Friday, July 29, 2011

Teens Find Weeds in Tea

Combine science and tea and you have my immediate attention. Three teenage tea researchers used DNA testing to sleuth out the componants of one of the worlds' most popular beverage—tea. Mark me down as one of the more ardent tea fans.

Catherine Gamble, 18, Rohan Kirpekar, 18, and Grace Young, 15, tested commercially available teas using genetic analysis to find the DNA signatures of plants as part of the TeaBOL: Tea Barcode of Life Project. The young scientists tested 70 true teas (those that contain the leaves of the tea plant, Camellia sinensis). Of those, only a marginal 4 percent contained plants not listed on the labeling.
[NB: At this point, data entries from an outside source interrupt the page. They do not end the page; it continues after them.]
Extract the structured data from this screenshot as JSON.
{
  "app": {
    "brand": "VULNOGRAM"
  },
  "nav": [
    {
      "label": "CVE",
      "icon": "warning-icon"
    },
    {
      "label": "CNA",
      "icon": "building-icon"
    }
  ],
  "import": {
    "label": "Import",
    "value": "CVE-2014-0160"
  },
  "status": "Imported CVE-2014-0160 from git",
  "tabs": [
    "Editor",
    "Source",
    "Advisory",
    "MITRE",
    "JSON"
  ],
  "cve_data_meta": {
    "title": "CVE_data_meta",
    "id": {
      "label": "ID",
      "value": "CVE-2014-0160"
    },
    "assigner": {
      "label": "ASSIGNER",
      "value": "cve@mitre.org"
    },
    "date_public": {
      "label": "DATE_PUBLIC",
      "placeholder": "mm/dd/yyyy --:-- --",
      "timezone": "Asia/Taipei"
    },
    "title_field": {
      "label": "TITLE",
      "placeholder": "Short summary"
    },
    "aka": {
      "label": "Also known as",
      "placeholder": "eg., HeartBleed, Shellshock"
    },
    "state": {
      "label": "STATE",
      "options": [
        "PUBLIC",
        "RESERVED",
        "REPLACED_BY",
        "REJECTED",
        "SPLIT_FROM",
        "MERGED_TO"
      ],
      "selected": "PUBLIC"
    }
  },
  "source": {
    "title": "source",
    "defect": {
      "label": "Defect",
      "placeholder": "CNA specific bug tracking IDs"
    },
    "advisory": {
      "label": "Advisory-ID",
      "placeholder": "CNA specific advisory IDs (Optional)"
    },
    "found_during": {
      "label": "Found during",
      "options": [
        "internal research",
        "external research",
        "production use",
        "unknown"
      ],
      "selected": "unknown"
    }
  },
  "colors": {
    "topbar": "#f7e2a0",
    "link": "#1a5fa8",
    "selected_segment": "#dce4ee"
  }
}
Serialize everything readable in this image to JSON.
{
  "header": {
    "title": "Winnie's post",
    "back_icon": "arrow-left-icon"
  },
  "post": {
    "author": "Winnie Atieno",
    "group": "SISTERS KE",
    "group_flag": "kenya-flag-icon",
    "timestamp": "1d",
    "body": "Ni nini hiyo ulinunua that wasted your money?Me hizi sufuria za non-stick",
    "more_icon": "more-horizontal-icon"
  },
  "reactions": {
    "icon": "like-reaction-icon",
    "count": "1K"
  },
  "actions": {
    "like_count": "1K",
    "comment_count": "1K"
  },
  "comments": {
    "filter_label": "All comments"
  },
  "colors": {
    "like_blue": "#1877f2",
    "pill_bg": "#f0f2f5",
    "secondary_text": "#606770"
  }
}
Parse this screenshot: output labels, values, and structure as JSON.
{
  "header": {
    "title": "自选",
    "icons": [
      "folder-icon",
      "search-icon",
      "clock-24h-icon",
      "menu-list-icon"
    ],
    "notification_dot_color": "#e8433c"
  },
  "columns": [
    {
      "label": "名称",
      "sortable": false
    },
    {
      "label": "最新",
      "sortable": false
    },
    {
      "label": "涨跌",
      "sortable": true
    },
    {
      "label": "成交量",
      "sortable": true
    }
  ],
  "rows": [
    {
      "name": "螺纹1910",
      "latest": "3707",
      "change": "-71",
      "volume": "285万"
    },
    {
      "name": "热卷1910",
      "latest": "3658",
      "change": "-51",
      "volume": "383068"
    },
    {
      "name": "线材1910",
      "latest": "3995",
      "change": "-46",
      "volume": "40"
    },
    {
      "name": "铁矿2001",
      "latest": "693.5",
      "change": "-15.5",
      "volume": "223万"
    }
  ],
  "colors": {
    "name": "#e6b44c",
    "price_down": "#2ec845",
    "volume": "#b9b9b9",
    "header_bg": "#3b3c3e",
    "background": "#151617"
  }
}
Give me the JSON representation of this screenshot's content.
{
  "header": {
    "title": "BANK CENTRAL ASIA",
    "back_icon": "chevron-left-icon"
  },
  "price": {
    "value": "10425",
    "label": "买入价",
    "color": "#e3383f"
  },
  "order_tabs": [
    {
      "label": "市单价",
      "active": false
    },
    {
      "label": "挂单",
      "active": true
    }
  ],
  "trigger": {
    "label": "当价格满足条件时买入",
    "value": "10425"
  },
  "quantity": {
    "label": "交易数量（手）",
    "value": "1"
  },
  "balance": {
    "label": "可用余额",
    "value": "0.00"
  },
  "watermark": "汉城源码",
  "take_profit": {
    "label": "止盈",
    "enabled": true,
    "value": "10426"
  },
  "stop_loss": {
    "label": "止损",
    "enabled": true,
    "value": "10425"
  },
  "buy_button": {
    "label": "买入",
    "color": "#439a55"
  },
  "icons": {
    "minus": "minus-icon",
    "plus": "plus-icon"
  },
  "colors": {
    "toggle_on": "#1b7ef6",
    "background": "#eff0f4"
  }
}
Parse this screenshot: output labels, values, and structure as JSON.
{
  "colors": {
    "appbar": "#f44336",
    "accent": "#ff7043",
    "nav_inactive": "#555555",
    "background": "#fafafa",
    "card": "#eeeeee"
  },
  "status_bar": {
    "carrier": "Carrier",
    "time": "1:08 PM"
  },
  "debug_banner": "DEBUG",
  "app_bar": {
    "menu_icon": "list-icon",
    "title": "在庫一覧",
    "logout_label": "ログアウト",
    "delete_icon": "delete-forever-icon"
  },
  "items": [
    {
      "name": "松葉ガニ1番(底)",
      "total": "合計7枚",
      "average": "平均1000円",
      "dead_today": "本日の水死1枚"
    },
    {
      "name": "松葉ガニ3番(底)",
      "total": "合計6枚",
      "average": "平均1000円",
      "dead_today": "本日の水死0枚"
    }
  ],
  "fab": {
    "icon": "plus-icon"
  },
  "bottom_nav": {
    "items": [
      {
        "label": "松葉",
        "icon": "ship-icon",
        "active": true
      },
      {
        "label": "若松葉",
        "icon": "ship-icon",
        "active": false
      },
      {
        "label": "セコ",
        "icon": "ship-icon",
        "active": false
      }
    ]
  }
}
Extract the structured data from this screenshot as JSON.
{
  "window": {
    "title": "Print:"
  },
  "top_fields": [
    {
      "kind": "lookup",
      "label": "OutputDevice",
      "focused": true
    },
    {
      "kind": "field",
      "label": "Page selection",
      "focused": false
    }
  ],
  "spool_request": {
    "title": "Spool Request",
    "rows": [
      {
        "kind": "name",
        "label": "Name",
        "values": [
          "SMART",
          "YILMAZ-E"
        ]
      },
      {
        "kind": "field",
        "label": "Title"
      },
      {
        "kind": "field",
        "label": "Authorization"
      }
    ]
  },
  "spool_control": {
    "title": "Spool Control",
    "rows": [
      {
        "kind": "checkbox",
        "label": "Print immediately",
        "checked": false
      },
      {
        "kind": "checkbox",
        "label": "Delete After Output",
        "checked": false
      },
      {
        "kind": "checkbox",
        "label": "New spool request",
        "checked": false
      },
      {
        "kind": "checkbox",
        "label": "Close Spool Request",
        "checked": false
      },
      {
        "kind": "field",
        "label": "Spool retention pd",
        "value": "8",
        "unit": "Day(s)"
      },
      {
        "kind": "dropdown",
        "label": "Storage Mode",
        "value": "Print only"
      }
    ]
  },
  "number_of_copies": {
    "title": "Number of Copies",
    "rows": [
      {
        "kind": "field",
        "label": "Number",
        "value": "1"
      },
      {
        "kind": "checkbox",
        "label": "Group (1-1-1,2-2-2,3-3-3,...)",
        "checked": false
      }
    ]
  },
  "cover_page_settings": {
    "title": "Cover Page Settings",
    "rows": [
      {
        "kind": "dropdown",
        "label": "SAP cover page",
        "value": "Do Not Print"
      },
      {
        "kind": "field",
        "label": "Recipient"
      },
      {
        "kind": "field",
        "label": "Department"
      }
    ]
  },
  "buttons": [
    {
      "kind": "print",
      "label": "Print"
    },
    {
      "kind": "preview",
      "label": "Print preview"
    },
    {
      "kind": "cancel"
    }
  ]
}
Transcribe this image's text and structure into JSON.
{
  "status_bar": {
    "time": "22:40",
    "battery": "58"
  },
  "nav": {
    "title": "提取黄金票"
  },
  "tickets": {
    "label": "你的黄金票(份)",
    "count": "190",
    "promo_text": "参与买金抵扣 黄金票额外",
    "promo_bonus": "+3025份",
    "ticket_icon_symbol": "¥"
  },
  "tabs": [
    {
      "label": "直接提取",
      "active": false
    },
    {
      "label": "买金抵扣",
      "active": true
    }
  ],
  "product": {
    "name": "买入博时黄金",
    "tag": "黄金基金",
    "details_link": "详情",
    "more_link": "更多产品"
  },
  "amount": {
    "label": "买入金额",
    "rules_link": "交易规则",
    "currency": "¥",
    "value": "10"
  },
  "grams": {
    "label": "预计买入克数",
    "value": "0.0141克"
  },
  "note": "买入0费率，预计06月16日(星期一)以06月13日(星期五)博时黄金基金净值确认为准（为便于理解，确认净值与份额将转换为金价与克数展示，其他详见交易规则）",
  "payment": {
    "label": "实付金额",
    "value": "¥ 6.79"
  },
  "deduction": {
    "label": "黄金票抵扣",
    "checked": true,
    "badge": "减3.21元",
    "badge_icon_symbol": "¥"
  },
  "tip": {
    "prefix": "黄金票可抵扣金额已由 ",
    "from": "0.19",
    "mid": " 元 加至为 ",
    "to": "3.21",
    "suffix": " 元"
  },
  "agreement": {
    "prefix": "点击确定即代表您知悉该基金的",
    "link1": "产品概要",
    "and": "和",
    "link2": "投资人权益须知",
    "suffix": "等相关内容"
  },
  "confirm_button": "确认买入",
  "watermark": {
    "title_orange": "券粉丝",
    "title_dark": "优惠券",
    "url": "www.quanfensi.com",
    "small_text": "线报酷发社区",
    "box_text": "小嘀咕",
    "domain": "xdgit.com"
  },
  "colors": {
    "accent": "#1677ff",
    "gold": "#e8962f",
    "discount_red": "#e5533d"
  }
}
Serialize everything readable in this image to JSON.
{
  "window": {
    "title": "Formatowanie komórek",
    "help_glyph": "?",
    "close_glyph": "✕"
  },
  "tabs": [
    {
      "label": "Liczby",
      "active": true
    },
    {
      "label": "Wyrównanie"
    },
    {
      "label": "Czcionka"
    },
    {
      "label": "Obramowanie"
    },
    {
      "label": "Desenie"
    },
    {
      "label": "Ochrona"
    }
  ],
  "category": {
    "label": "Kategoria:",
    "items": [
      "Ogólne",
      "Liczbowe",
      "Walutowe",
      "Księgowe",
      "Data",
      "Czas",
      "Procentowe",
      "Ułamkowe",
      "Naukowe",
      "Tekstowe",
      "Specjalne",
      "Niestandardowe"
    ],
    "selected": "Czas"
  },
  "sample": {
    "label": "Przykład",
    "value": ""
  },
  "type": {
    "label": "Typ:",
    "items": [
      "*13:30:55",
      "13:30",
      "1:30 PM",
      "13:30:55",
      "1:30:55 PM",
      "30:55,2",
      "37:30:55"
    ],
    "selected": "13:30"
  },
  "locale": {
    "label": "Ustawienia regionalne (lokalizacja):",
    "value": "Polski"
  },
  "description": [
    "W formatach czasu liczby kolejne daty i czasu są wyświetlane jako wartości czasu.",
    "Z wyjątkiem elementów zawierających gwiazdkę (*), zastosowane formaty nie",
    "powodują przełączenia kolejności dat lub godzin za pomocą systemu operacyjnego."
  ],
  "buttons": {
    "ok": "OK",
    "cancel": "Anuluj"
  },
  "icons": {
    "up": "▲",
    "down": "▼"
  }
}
However, the herbal infusions (tsanes) had unlisted plants in 21 of the 60 samples tested. In sum, 146 products from 33 different manufacturers were tested. The products came from 17 different countries.

Contamination in real teas is rare because they are cupped (taste tested) frequently. Unfortunately, the same can not be said for herbal infusions. This is a concern because of allergies and other health issues.

For example, a bag labeled "St. John's Wart" contained a type of fern. Those drinking herbal blends to avoid caffinee may want to look for a caffiene-free label; four of the "herbal" ifusions contained real tea leaves, Camellia sinensis, which naturally has a low level of caffiene.

Some of the other stow away plants found were:
  • chamomile (Matricaria recutita) – an herb
  • white goosefoot (Chenopodium album) – a common weed
  • red bartsia (Odontites vernus) – a common weed
  • bluegrass (Poa annua) – meadow grass
  • lantana (Lantana spp.) – a garden flower
  • Taiwanese cheesewood (Pittosporum pentandrum) – an ornamental tree
  • alfalfa (Medicago sativa) – a flowering grass
  • lemon balm (Melissa officinalis) – an herb
  • heal-all (Prunella vulgaris) – an herb
  • blackberry (Rubus spp.) – a fruit
  • papaya (Carica papaya) – a fruit

The young scientists also discovered unexpected genetic differences in teas from different areas. This surprising finding is exciting. The broad-leaf “assamica” tea exported from India and small-leaf “sinensis” variety tea exported from China, had new genetic differences scientists in this field of research had never seen.

How did the teens do it? They found high tech equipment for a low cost by purchasing used lab equipment on the internet for less than $5,000. They set up their genetic lab on the dining room table of their mentor, Mark Stoekle, adjunct faculty member with the Program for the Human Environment at Rockefeller University. Genetic samples extracted were sent for analysis at a commercial DNA sequencing facility.

You can read the full results of this tea study in the Nature journal Scientific Reports. Personally, I find this kind of involvement by teens in research to be not only exciting but also promising for the future of science.

Now, pardon me, but all this tea talk has made me thirsty. Time to go brew a cup of my favorite Chocolate Chip flavored black tea.